If you enable Unique Molecular Id/Tag (UMI/UMT) processing the system will first group all of the reads at the same position
into consensus families before calculating the coverage at each position. You can optionally choose to filter out consensus families with a
smaller number of reads during the coverage analysis. This can prevent affecting the results with reads that don't have many duplicates
present with a matching UMI/UMT at any position.
Important Note: If you did not enable UMI/UMT processing when aligning the reads (available on the "Pre-Processing"
tab on the "Start Alignment" screen), then Curio automatically hides the UMI/UMT processing options on the coverage analysis screen.
When utilizing UMI/UMT processing, after calculating the consensus families at each position this setting can then be used to remove the
smaller families. E.g. if you set this to a value of "5 reads" then any consensus families that contain 4 reads or less would be excluded before
calculating the coverage metrics. Note that if you slide this setting all the way to the left (i.e. "Include all Families") then all consensus read
families will be included in the analysis, even if the family only contains one read.
As part of a coverage analysis UMI/UMT processing therefore provides a way to save reads that contain information
from an original molecule that would have otherwise been filtered out during de-duplication, by using the UMI/UMT of each
consensus family to determine the unique information that should be retained at each alignment position (instead of simply
removing duplicate reads that have a matching alignment position and "CIGAR" alignment string.) In addition, by using the
"Minimum Family Size" setting, you can get rid of reads that are potentially noise where there is no evidence of
other reads at the same position that had a corresponding UMI/UMT.
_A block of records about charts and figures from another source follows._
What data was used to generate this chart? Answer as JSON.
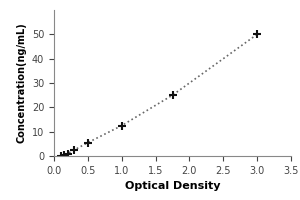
{
  "x": [
    0.1,
    0.15,
    0.2,
    0.3,
    0.5,
    1.0,
    1.75,
    3.0
  ],
  "y": [
    0.0,
    0.5,
    1.0,
    2.5,
    5.5,
    12.5,
    25.0,
    50.0
  ],
  "xlabel": "Optical Density",
  "ylabel": "Concentration(ng/mL)",
  "xlim": [
    0,
    3.5
  ],
  "ylim": [
    0,
    60
  ],
  "yticks": [
    0,
    10,
    20,
    30,
    40,
    50
  ],
  "xticks": [
    0,
    0.5,
    1.0,
    1.5,
    2.0,
    2.5,
    3.0,
    3.5
  ],
  "line_color": "#666666",
  "marker_color": "#111111",
  "line_style": ":",
  "line_width": 1.2,
  "marker_size": 6,
  "background_color": "#ffffff",
  "xlabel_fontsize": 8,
  "ylabel_fontsize": 7,
  "tick_fontsize": 7
}
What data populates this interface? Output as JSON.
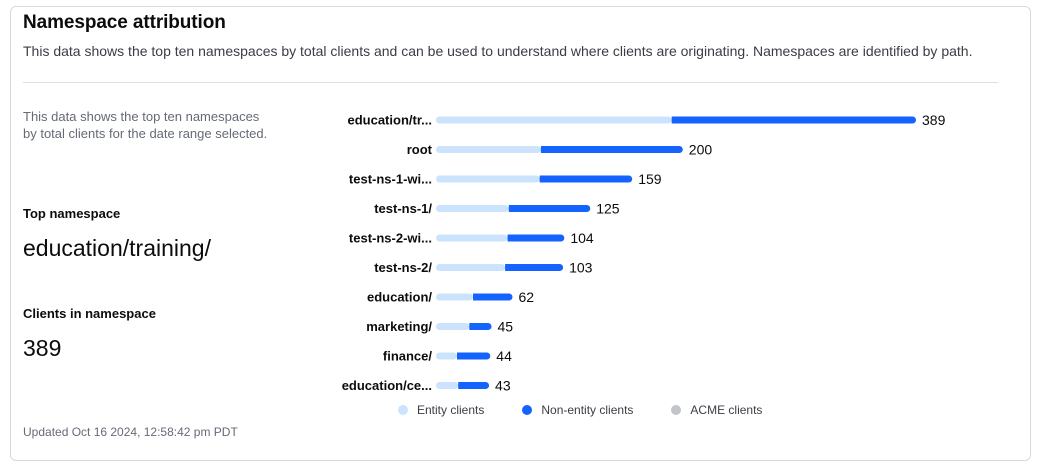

When the "De-duplication" option is enabled, Curio will attempt to get rid of reads that are potential PCR amplification duplicates. The algorithm
used finds all reads that have the same alignment position, orientation, and CIGAR alignment string. In the case of a paired-end read, those
aspects of both the read and the mate are taken account. Note that the "CIGAR" alignment string is how the aligner specifies areas of each read that
represent potential insertions or soft clipped regions (i.e. bases present in the read that are not in the reference) or deletions (i.e. missing
bases in the read that are in the reference). The read (or read pair) with the highest quality is then kept, and all other reads (or read
pairs) that have a matching alignment position, orientation, and CIGAR string are then removed before calculating coverage metrics. Note that to
calculate which reads have the highest quality, the best read (or read pair) is determined to be the one with the highest sum of Phred
base qualities that are greater than or equal to Q15.
If you disable this option all reads will be included in the analysis, even if they are potential PCR duplicates. When UMI/UMT processing is enabled,
this option will appear disabled since duplicate reads that have the same identifier will be automatically consolidated when UMI/UMT processing is in
effect. Note that the option to enable UMI/UMT processing during coverage analysis is only visible if you enabled UMI/UMT processing when first
aligning the sequence alignment file.
Some of the aligners (Bowtie, etc.) report a Phred-like quality score that is used to represent how likely the position chosen for the read
alignment is correct. If this type of alignment quality score is available for the reads, then this setting can be used to exclude reads whose
alignment quality is below the selected value.